L’intrigue de Gertrude (le cri) tourne autour de l’histoire d’Hamlet, désaxée et montrée sous le prisme de la relation d’amour passionnel entre la reine et Claudius. Cet amour-passion est subtilement travaillé jusqu’aux confins de l’extase, frôlant à la fois l’obsession érotique et l’obscénité. Loin de la dimension épique de Shakespeare, Barker concentre l’action en cercle presque familiale, la tragédie fait surface sous une langue profonde et fluide, retentissant un cynisme aigu mais nullement vulgaire. Les personnages se dessinent des traits clairs et charnels. Tous les caractères ont trouvé leur ancrage de singularité, merveilleusement incarnés par les comédiens. Gertrude, dont le rôle est joué par Anne Alvaro, exhibe de façon sensationnelle ses jambes et ses souliers jusqu’à rencontrer le fétichisme des Surréalistes. Et le simple costume-cravate se transforme, sur scène, en peinture vivante de Magritte.

Illusion théâtrale
La scénographie est grandiose et gracieuse. Limpide et cinétique, elle suit le mouvement du texte ; en un clin d’œil, elle renverse le rapport intérieur/extérieur, elle fait disparaître et, de nouveau, apparaître des éléments du décor. Elle crée à la fois une image et son reflet. La théâtralité n’est pas mise en distance : un dispositif spectaculaire dévoile, en guise de conclusion de la pièce, le jeu de l’illusion théâtrale. Le décor se relève dédoublé, photographié dans une perspective de sa réalité virtuelle. L’action s’y reflète dans une double optique et interprétation.

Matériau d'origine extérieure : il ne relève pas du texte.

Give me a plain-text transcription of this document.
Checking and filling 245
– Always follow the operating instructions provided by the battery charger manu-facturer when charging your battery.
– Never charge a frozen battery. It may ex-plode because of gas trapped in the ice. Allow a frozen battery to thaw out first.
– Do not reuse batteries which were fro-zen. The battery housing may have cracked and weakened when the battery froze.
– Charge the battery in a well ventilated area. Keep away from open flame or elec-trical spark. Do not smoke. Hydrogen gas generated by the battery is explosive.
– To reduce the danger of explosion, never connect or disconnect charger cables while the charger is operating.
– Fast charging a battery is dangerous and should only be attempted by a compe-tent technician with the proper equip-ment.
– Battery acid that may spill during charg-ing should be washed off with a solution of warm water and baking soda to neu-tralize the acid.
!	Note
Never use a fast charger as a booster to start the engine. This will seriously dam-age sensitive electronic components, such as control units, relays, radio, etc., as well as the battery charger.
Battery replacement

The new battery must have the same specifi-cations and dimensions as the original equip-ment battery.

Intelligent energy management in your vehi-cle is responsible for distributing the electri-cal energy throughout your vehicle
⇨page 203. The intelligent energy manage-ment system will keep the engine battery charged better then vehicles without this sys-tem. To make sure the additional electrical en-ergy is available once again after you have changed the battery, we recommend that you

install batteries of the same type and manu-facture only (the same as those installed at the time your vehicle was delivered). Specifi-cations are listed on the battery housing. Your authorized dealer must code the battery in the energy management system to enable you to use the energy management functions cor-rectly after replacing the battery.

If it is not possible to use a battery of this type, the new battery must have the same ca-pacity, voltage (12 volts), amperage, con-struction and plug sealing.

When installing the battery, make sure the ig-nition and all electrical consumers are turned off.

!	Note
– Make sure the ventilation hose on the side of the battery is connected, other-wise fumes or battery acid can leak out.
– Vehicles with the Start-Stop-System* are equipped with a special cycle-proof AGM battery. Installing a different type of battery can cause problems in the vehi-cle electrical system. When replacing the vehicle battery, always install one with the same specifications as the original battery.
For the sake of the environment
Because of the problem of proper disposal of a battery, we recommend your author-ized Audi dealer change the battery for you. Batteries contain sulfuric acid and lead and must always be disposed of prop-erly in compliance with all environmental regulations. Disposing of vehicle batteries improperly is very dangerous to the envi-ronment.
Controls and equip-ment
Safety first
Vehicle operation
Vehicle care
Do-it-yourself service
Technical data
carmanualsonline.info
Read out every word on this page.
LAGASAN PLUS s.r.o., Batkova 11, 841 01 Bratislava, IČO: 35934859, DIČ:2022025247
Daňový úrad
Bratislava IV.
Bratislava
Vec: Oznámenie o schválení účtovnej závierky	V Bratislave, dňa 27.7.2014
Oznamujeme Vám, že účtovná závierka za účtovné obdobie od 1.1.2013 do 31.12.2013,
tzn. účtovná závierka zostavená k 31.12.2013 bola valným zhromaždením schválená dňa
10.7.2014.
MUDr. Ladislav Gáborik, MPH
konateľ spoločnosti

La musique est vibrante, nécessaire et à sa juste place. Jouée par Baptiste Vay, elle tient toute la pièce en équilibre. Les lumières éclairent ingénieusement le plateau, évitant la surexposition de la scène. D’emblée, elles créent une vraie atmosphère intimiste et onirique qui cadre l’action et la scénographie sans la déborder.
Le spectacle de Barberio Corsetti témoigne d’un travail méticuleux, d’orfèvrerie, au service du grand texte d’Howard Barker, et sans pour autant manquer de surprises scéniques ni de contemporanéité.

Despoina Nikiforaki

Le spectacle est joué à l’Odéon – Théâtre de l’Europe, Paris (6e), jusqu’au 8 février.